Knight’s love of jogging is not shared by Damon’s exec Sonny Vaccaro, the movie’s main character, a doughy sharpshooter who does his best brainstorming while watching two TVs at the same time. Around them is a crackerjack ensemble: Jason Bateman as a sceptical exec, Chris Tucker (in his first film role for seven years) as a fast-talking marketing wonk, and especially Viola Davis as Michael Jordan’s mother Deloris, whom Vaccaro needs to woo if he’s going to fulfil his hoop dream and make the deal of a lifetime.

It's a crowd-pleaser, powered by kicky dialogue, tossed out at speed by its players. But Air has a bit of a Michael Jordan problem. Presumably in deference to the basketball legend, Affleck makes him an oddly invisible figure in the drama — Jordan (Damian Delano Young) gets just one word to say, and when he’s present, the film shoots and cuts around him (it’s unintentionally hilarious when, in one crucial boardroom scene, he hastily turns his head away to study something on a wall before you can catch a proper glimpse).

The by-product of this is that Jordan becomes a strangely inconsequential presence in a film that’s all about him; a man who leaves his mother to do his talking, and who seems to have little agency of his own. Deloris, on the other hand, emerges as a tower of strength and empathy, the Jordan of the movie that you’ll come away thinking about. Even if the role is a little one-note, Davis is superb: in basketball parlance, her performance is all swish.

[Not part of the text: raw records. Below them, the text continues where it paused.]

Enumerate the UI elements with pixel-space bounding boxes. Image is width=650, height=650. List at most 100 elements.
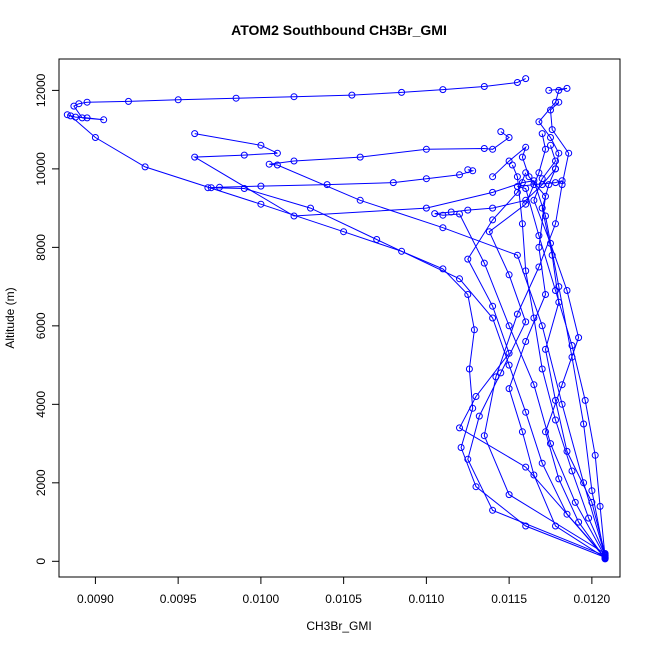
data-point [547,134,554,141]
series-line [492,145,606,559]
series-line [533,145,606,559]
data-point [547,440,554,448]
data-point [548,251,556,259]
series-9 [530,141,609,563]
x-axis: 0.0090 0.0095 0.0100 0.0105 0.0110 0.0115 0.01… [77,576,611,606]
data-point [489,188,497,196]
data-point [505,361,513,369]
data-point [216,183,223,191]
data-point [513,310,521,318]
data-point [447,208,455,216]
data-point [505,134,513,141]
y-tick-label: 10000 [34,152,48,186]
data-point [513,188,521,196]
data-point [545,86,553,94]
series-line [269,131,606,556]
data-point [141,163,149,171]
data-point [558,181,566,189]
data-point [204,184,212,192]
data-point [530,314,538,322]
data-point [558,381,566,389]
data-point [480,259,488,267]
data-point [191,130,199,138]
series-4 [191,130,609,563]
data-point [83,98,91,106]
data-point [464,255,472,263]
data-point [513,251,521,259]
data-point [257,182,265,190]
data-point [547,141,554,149]
data-point [240,151,248,159]
data-point [522,318,530,326]
data-point [558,400,566,408]
series-0 [63,75,609,561]
data-point [591,451,599,459]
data-point [470,326,478,334]
data-point [472,393,480,400]
data-point [535,232,543,240]
data-point [548,126,556,134]
y-axis: 0 2000 4000 6000 8000 10000 12000 [34,73,60,565]
y-tick-label: 4000 [34,391,48,418]
data-point [530,196,538,204]
data-point [538,365,546,373]
data-point [422,204,430,212]
data-point [563,287,571,294]
data-point [475,412,483,420]
data-point [290,157,298,165]
data-point [480,145,488,152]
data-point [542,192,549,200]
series-6 [489,143,609,562]
data-point [91,134,99,141]
data-point [257,141,265,149]
data-point [601,553,609,561]
data-point [373,236,381,243]
data-point [547,106,554,114]
data-point [456,210,463,218]
data-point [480,432,488,440]
data-point [398,247,406,255]
data-point [530,181,538,189]
data-point [558,177,566,185]
data-point [542,345,549,353]
data-point [542,145,549,153]
x-tick-label: 0.0105 [325,592,362,606]
x-tick-label: 0.0115 [491,592,527,606]
data-point [489,506,497,514]
data-point [588,487,596,495]
data-point [398,88,406,96]
data-point [552,287,559,294]
data-point [100,116,108,124]
x-axis-label: CH3Br_GMI [306,619,371,633]
data-point [518,153,526,161]
data-point [555,149,563,157]
series-line [192,133,606,559]
data-point [563,510,571,518]
series-line [434,87,606,557]
data-point [348,91,356,99]
data-point [513,79,521,86]
data-point [538,459,546,467]
data-point [456,171,463,179]
data-point [505,491,513,499]
data-point [489,204,497,212]
data-point [522,522,530,530]
data-point [522,200,530,208]
data-point [67,112,75,120]
data-point [232,94,240,102]
data-point [508,161,516,169]
series-line [458,172,606,558]
data-point [575,518,583,526]
data-point [522,75,530,83]
data-point [464,455,472,463]
data-point [552,220,559,228]
series-line [467,133,606,557]
data-point [555,98,563,106]
data-point [596,502,604,510]
data-point [522,463,530,471]
data-point [552,396,559,404]
data-point [542,291,549,298]
data-point [580,420,588,428]
data-point [563,447,571,455]
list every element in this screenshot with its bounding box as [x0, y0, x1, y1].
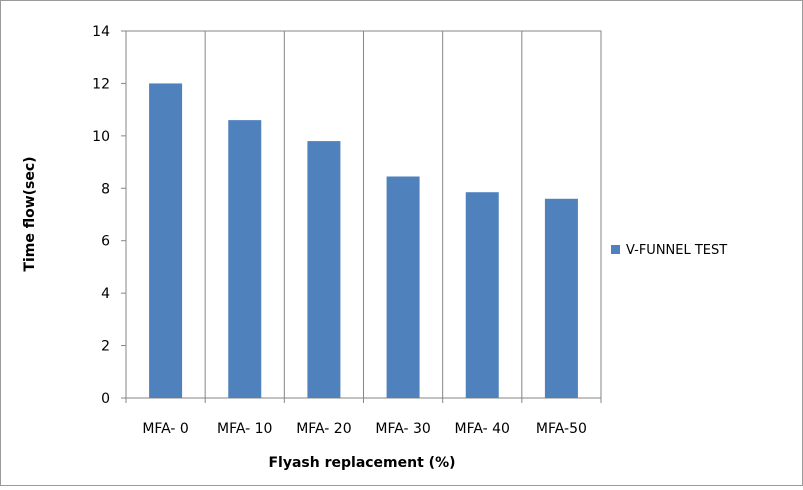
y-tick-label: 10	[92, 129, 110, 145]
x-tick-label: MFA- 40	[455, 421, 510, 437]
plot-area	[125, 30, 602, 399]
x-tick-label: MFA- 30	[375, 421, 430, 437]
y-tick-label: 2	[101, 339, 110, 355]
x-axis: MFA- 0 MFA- 10 MFA- 20 MFA- 30 MFA- 40 MFA-50	[125, 397, 602, 437]
x-tick-label: MFA-50	[536, 421, 587, 437]
y-tick-label: 12	[92, 76, 110, 92]
y-axis: 0 2 4 6 8 10 12 14	[92, 24, 127, 407]
bar	[465, 192, 499, 398]
y-tick-label: 4	[101, 286, 110, 302]
bar	[228, 120, 262, 398]
x-tick-label: MFA- 10	[217, 421, 272, 437]
bar	[149, 83, 183, 398]
y-tick-label: 6	[101, 234, 110, 250]
y-tick-label: 0	[101, 391, 110, 407]
bar	[307, 141, 341, 398]
bar	[544, 198, 578, 398]
x-tick-label: MFA- 20	[296, 421, 351, 437]
legend: V-FUNNEL TEST	[611, 243, 727, 258]
bar	[386, 176, 420, 398]
bars	[149, 83, 578, 398]
y-tick-label: 8	[101, 181, 110, 197]
y-tick-label: 14	[92, 24, 110, 40]
y-axis-label: Time flow(sec)	[22, 156, 38, 271]
x-axis-label: Flyash replacement (%)	[268, 455, 455, 471]
legend-swatch	[611, 245, 620, 254]
legend-label: V-FUNNEL TEST	[626, 243, 727, 258]
x-tick-label: MFA- 0	[142, 421, 189, 437]
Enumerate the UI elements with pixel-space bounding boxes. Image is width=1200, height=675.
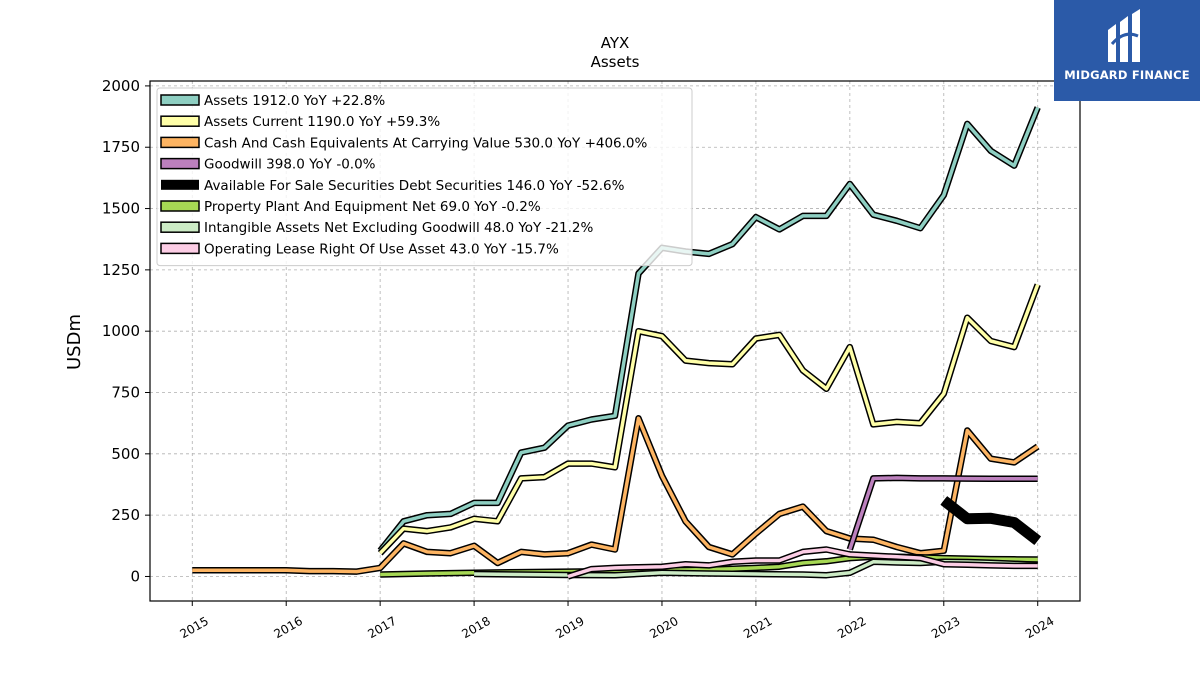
plot-frame [149,80,1081,602]
legend-swatch [161,179,199,190]
y-tick-label: 1500 [102,200,140,218]
legend-swatch [160,157,200,170]
series-line-stroke [378,283,1040,555]
series-line-stroke [192,416,1039,574]
legend-item: Cash And Cash Equivalents At Carrying Va… [160,135,648,151]
logo-mark-icon [1108,9,1140,62]
series-line [567,546,1038,580]
legend-swatch [160,94,200,106]
series-line-stroke [378,106,1040,552]
legend-item: Property Plant And Equipment Net 69.0 Yo… [160,199,541,215]
legend-label: Assets 1912.0 YoY +22.8% [204,93,385,109]
legend-label: Assets Current 1190.0 YoY +59.3% [204,114,440,130]
legend-item: Assets 1912.0 YoY +22.8% [160,93,385,109]
legend-swatch [160,221,200,233]
series-line [846,474,1038,551]
series-line [377,106,1041,553]
legend-swatch [160,115,200,127]
series-line [940,496,1042,546]
legend-label: Goodwill 398.0 YoY -0.0% [204,157,376,173]
legend: Assets 1912.0 YoY +22.8% Assets Current 1… [156,87,693,267]
series-line [192,415,1040,575]
y-tick-label: 250 [111,506,140,524]
chart-ticker: AYX [601,34,630,52]
legend-box [156,87,693,267]
series-line-stroke [848,476,1038,551]
series-line-stroke [567,547,1038,579]
legend-item: Available For Sale Securities Debt Secur… [161,178,625,194]
series-line [377,283,1041,556]
chart-title: Assets [591,53,640,71]
y-tick-label: 2000 [102,77,140,95]
y-tick-label: 0 [130,567,140,585]
legend-label: Available For Sale Securities Debt Secur… [204,178,625,194]
brand-logo: MIDGARD FINANCE [1054,0,1200,101]
legend-swatch [160,136,200,149]
legend-item: Operating Lease Right Of Use Asset 43.0 … [160,241,559,257]
legend-swatch [160,200,200,212]
y-tick-label: 1250 [102,261,140,279]
logo-text: MIDGARD FINANCE [1064,68,1190,82]
y-tick-label: 500 [111,445,140,463]
y-tick-label: 1000 [102,322,140,340]
legend-label: Property Plant And Equipment Net 69.0 Yo… [204,199,541,215]
legend-label: Cash And Cash Equivalents At Carrying Va… [204,135,648,151]
legend-label: Operating Lease Right Of Use Asset 43.0 … [204,241,559,257]
legend-label: Intangible Assets Net Excluding Goodwill… [204,220,594,236]
y-tick-label: 1750 [102,138,140,156]
series-layer [192,106,1042,580]
y-axis-label: USDm [64,314,85,370]
legend-swatch [160,242,200,255]
series-line-stroke [941,497,1041,544]
legend-item: Assets Current 1190.0 YoY +59.3% [160,114,440,130]
legend-item: Intangible Assets Net Excluding Goodwill… [160,220,594,236]
y-tick-label: 750 [111,384,140,402]
legend-item: Goodwill 398.0 YoY -0.0% [160,157,376,173]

The film as a whole isn’t quite so swishy, sometimes feeling generic (the “Look! We’re in the 1980s!” montage that opens Air could come from a hundred other films) and occasionally falling into generic sports-movie tropes. It’s a lot of fun, way more than a film about a large company striving to make even more money should be. But it could have paid a little more heed to #3 on Nike’s famous list of ten corporate principles: “Break the rules.”

A lot more entertaining and irreverent than the film’s grandiose subtitle, “Courting A Legend”, suggests — even if it’s hardly as trailblazing as the man to whom it pays tribute.